I don’t think I’m alone in hating Starbucks, the American coffee shop that has spread its tentacles all over the world. They haven’t lied like Volkswagen did but they are hypocrites.
The annoying thing is that I need Starbucks and if you get to the second half of this article I will explain why.
If you go into any Starbucks in Europe you can’t fail to see the beautifully designed material about the good works they do in the coffee growing areas of the world; how they pay a fair price and really care about the underpaid coffee workers and their families.
Part of me screams “bullshit. I don’t believe any of this.” But the more sensible part of me says “take it easy, you don’t know anything about what goes on in the coffee growing areas of the world. Maybe it’s true, maybe Starbucks is a force for good that has resulted in better wages, schools and conditions for downtrodden coffee workers.”
The reason I call Starbucks hypocrites is because they claim to be good but don’t pay any corporation tax in the UK. This is common knowledge since 2012 when they were dragged into Parliament, grilled by the Public Accounts Committee and exposed as tax dodgers on TV. This report showed that Starbucks made over £3bn in UK sales between 1998 and 2002 but had paid less than 1% in corporation tax. Normal companies in the UK have to pay 20%.
There was outrage in the press and people even demonstrated outside their coffee shops. Chancellor Osborne promised to crack down and close the loopholes in tax law that allows big multinational companies to avoid tax. I saw a report in Private Eye which said the government could raise tens of billions of pounds in tax revenue in this way.
Needless to say nothing has been done and I just read an article in the Guardian (“The Tories are allowing big business to design their own tax loopholes”) which leads with this fact: “one of Britain’s largest companies, AstraZeneca, paid absolutely no corporation tax here in 2013 and 2014, despite racking up global profits in those years of £2.9billion.”
The only British parties who raise this issue consistently are the Greens and the Labour Party under Jeremy Corbyn, neither of whom have much chance of getting elected.
But why don’t the Conservative Party stand up to the multinationals? The standard reply is that “the investors would leave”, but why would Starbucks and big companies like Amazon leave a country where they turn over billions of pounds every year? The fact is that multinationals set up shop in every country they can, and they pay tax if they have to.
The Tories should address this issue as conservatism isn’t only about supporting big business – which is how they come across and what makes them toxic. Original conservatism was about “conserving” the countryside, supporting free enterprise, small businesses and equality of opportunity. That all sounds quite good and I’d vote for them if they were able to apply it.
Enough about politics.
Why I need Starbucks
I recently had a meeting in Liverpool with an addiction therapist, a guy called Dave Kirk. He has an office in the financial centre of the city and I had arrived early. How to kill 40 minutes? I had my laptop with me as well as a brilliant novel (The Lost Honour of Katharina Blum by Heinrich Boll) and all I needed was a warm place to sit.
I was in Old Hall Street, looking at several fancy restaurants, all of which looked like nice places to sit, catch up on emails and grab a coffee. Problem was they were all shut, even though it was only nine thirty in the morning. Why don’t restaurants profit from people like me wanting coffee or somewhere to sit, meet and drink coffee in the morning? Couldn’t they also make a quick buck from selling breakfasts?
I wandered up the street looking for somewhere I could sit but the only place open was a flourescent-lit sandwich bar with metal tables – not the sort of place I could relax and do a bit of work.
I walked some more and came across Starbucks which was ideal for my purposes – comfortable, spacious and open – and next thing I knew I was inside ordering a coffee (Americano with milk). I sat down, enjoyed the good music and did my work. And I thought about all those times that I have used Starbucks – always when meeting people in city centres or killing time.

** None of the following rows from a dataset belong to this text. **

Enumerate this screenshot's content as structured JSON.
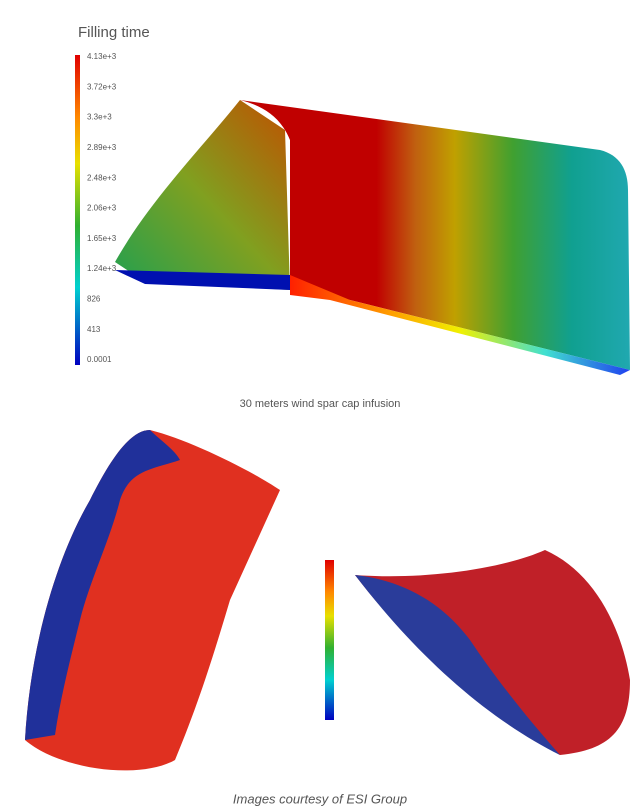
{
  "figure": {
    "top": {
      "legend_title": "Filling time",
      "legend_labels": [
        "4.13e+3",
        "3.72e+3",
        "3.3e+3",
        "2.89e+3",
        "2.48e+3",
        "2.06e+3",
        "1.65e+3",
        "1.24e+3",
        "826",
        "413",
        "0.0001"
      ],
      "caption": "30 meters wind spar cap infusion"
    },
    "credit": "Images courtesy of ESI Group"
  }
}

Is this what has made Starbucks such a globally successful firm – locating their shops in city centres, and being open when other coffee shops are closed? I’m sure they have invested millions on market research into how people like me might need somewhere to meet and rest. They are certainly smart but they seem to have applied this intelligence to avoiding tax.
The happy ending to this story is that Starbucks helped me give up coffee. I was becoming increasingly dependent on the beverage, telling myself that I needed the energy boost to get through the day and spending more and more money on my drug of choice. Like an alcoholic, I started off drinking the good stuff (the Courtado from Bold Street Coffee in Liverpool is world-class) and ended up drinking the equivalent of meths — chemical rubbish from the vending machines.
My Americano from Starbucks left such a bad taste in my mouth that it enabled me to give up coffee, hopefully forever. It was huge, milky and had an insipid bitter taste that convinced me that coffee is in fact a disgusting drink. All I need is water.